The second point is to leverage digital technologies to empower expansion., including the enhancement of overall medical services and the rapid establishment of store standardization. Taking standardization as an example, digital technologies can quickly consolidate experience and replicate it in newly opened stores. In subsequent operations, digitalization will continue to support these new stores, including service improvement and customer acquisition. In this regard, a head of a chain medical institution stated, “The purpose of expansion is essentially to create group advantages, and the integration of digital technology can effectively link all stores together.”
Third, while expanding, it is also essential to continuously improve the supply chain.For the chain medical industry, economies of scale are inevitably one of its core competitive advantages, while another major core competitive advantage stems from the supply chain, which reflects operational efficiency, including warehousing, logistics, and management capabilities.
The final point is to look beyond the individual store, realign supply with demand, and maximize the value of each single store.Currently, many chain pharmacies have begun engaging in “supermarket-style” operations, including selling fruits, eggs, rice, and cooking oil. While this model may not be applicable to all chain medical institutions, the underlying industry logic it reveals is that the transformation of revenue structures for chain medical outlets has officially been placed on the agenda.

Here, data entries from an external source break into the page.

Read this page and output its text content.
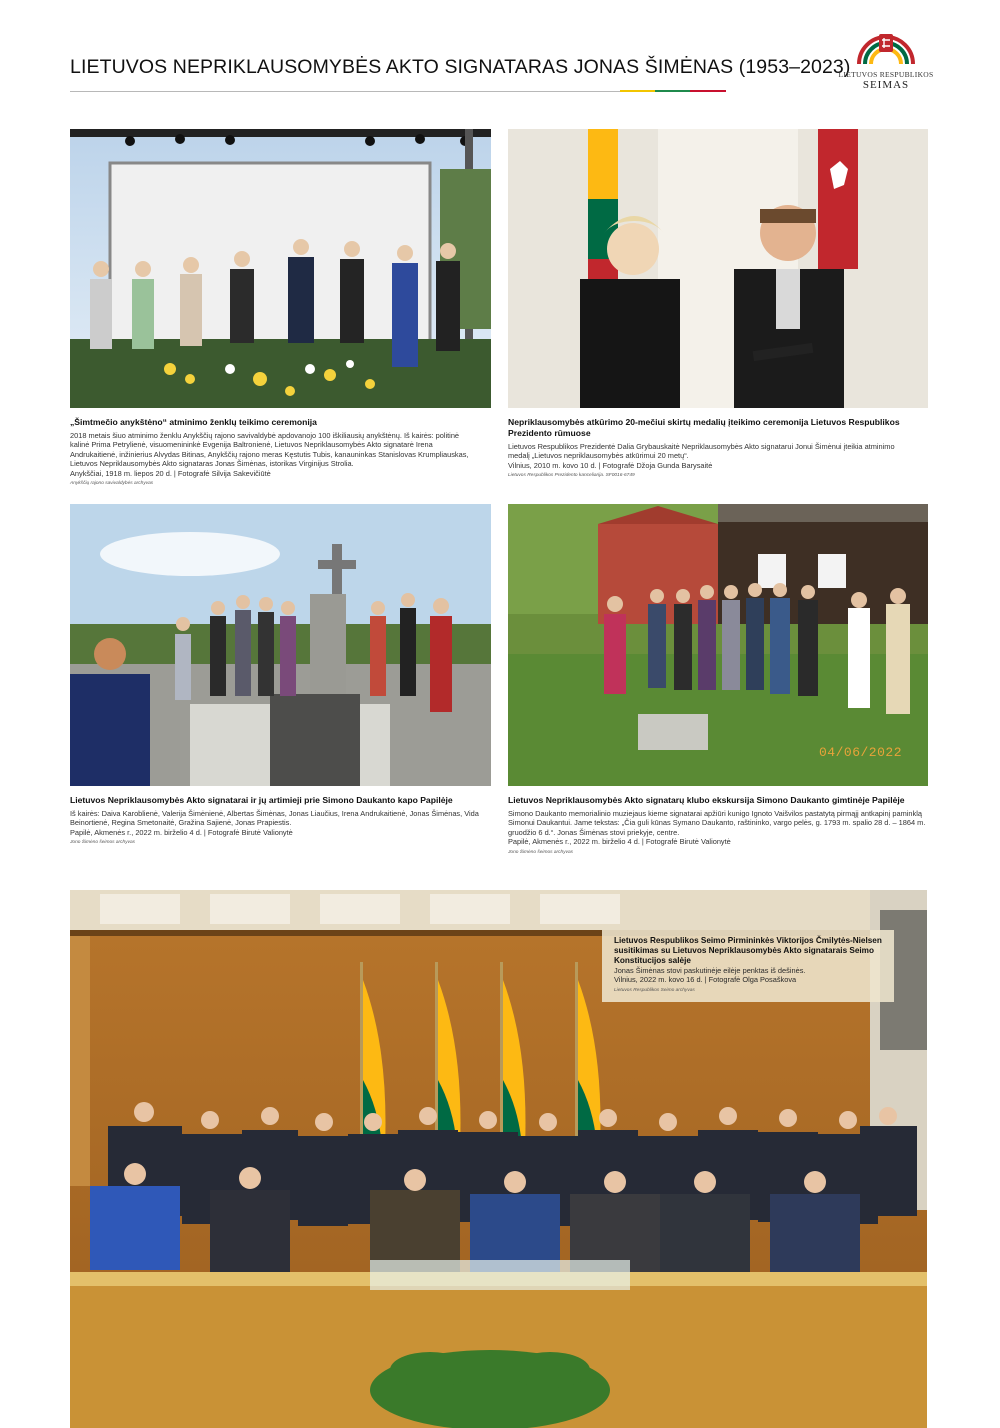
LIETUVOS NEPRIKLAUSOMYBĖS AKTO SIGNATARAS JONAS ŠIMĖNAS (1953–2023)
LIETUVOS RESPUBLIKOS
SEIMAS
„Šimtmečio anykštėno“ atminimo ženklų teikimo ceremonija
2018 metais šiuo atminimo ženklu Anykščių rajono savivaldybė apdovanojo 100 iškiliausių anykštėnų. Iš kairės: politinė kalinė Prima Petrylienė, visuomenininkė Evgenija Baltronienė, Lietuvos Nepriklausomybės Akto signatarė Irena Andrukaitienė, inžinierius Alvydas Bitinas, Anykščių rajono meras Kęstutis Tubis, kanauninkas Stanislovas Krumpliauskas, Lietuvos Nepriklausomybės Akto signataras Jonas Šimėnas, istorikas Virginijus Strolia.
Anykščiai, 1918 m. liepos 20 d. | Fotografė Silvija Sakevičiūtė
Anykščių rajono savivaldybės archyvas
Nepriklausomybės atkūrimo 20-mečiui skirtų medalių įteikimo ceremonija Lietuvos Respublikos Prezidento rūmuose
Lietuvos Respublikos Prezidentė Dalia Grybauskaitė Nepriklausomybės Akto signatarui Jonui Šimėnui įteikia atminimo medalį „Lietuvos nepriklausomybės atkūrimui 20 metų“.
Vilnius, 2010 m. kovo 10 d. | Fotografė Džoja Gunda Barysaitė
Lietuvos Respublikos Prezidento kanceliarija. SF0016-6749
04/06/2022
Lietuvos Nepriklausomybės Akto signatarai ir jų artimieji prie Simono Daukanto kapo Papilėje
Iš kairės: Daiva Karoblienė, Valerija Šimėnienė, Albertas Šimėnas, Jonas Liaučius, Irena Andrukaitienė, Jonas Šimėnas, Vida Beinortienė, Regina Smetonaitė, Gražina Sajienė, Jonas Prapiestis.
Papilė, Akmenės r., 2022 m. birželio 4 d. | Fotografė Birutė Valionytė
Jono Šimėno šeimos archyvas
Lietuvos Nepriklausomybės Akto signatarų klubo ekskursija Simono Daukanto gimtinėje Papilėje
Simono Daukanto memorialinio muziejaus kieme signatarai apžiūri kunigo Ignoto Vaišvilos pastatytą pirmąjį antkapinį paminklą Simonui Daukantui. Jame tekstas: „Čia guli kūnas Symano Daukanto, raštininko, vargo pelės, g. 1793 m. spalio 28 d. – 1864 m. gruodžio 6 d.“. Jonas Šimėnas stovi priekyje, centre.
Papilė, Akmenės r., 2022 m. birželio 4 d. | Fotografė Birutė Valionytė
Jono Šimėno šeimos archyvas
Lietuvos Respublikos Seimo Pirmininkės Viktorijos Čmilytės-Nielsen susitikimas su Lietuvos Nepriklausomybės Akto signatarais Seimo Konstitucijos salėje
Jonas Šimėnas stovi paskutinėje eilėje penktas iš dešinės.
Vilnius, 2022 m. kovo 16 d. | Fotografė Olga Posaškova
Lietuvos Respublikos Seimo archyvas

For instance, Qingdao Bohou Medical, which initially positioned itself in community-based general practice, has gradually transitioned toward services such as community chronic disease management, geriatric care, home-based medical care, and physical therapy and rehabilitation, achieving favorable returns. Similarly, Chengdu Ande General Practice Clinic, originally focused on pediatrics and common adult conditions, has now shifted its business focus to sub-specialties including “child growth and development, minimally invasive aesthetic medicine, and pediatric dentistry,” while establishing collaborations with multiple public and private healthcare institutions. In the field of medical aesthetics, many traditional aesthetic clinics have also begun transitioning toward minimally invasive aesthetic procedures, which have already become their primary revenue stream.
In this regard, industry experts have analyzed that, “In the future, consolidation in the chain healthcare industry will accelerate further. As scaling becomes increasingly challenging, only by maximizing the value of individual stores can companies hope to alleviate the profitability dilemmas caused by expansion.。”
Currently, the development of chain healthcare in China has entered a “deep-water zone,” making expansion more significant at this stage. However, high-quality acquisition targets are becoming increasingly scarce, and industry competition is intensifying, leading to a gradual decline in the overall marginal benefits of expansion. Therefore, while this presents an unprecedented opportunity, it also poses substantial challenges. To stand out, chain healthcare institutions must not only demonstrate greater “hard power” but also deeply understand the market and adjust their expansion strategies in response to market changes, which is particularly crucial.
1. “Chain Pharmacies with ‘No Cash Crunch’ Are Burning Money to Expand Aggressively” — Times Finance;
2. “Behind Yixintang’s Cash Pooling Operations: Aggressive Expansion Alongside Close Monitoring of Capital Chains” — TMTPost;
3. “When Pharmacies Start Running ‘Supermarket’ Businesses?” — Chaoxi Business Review.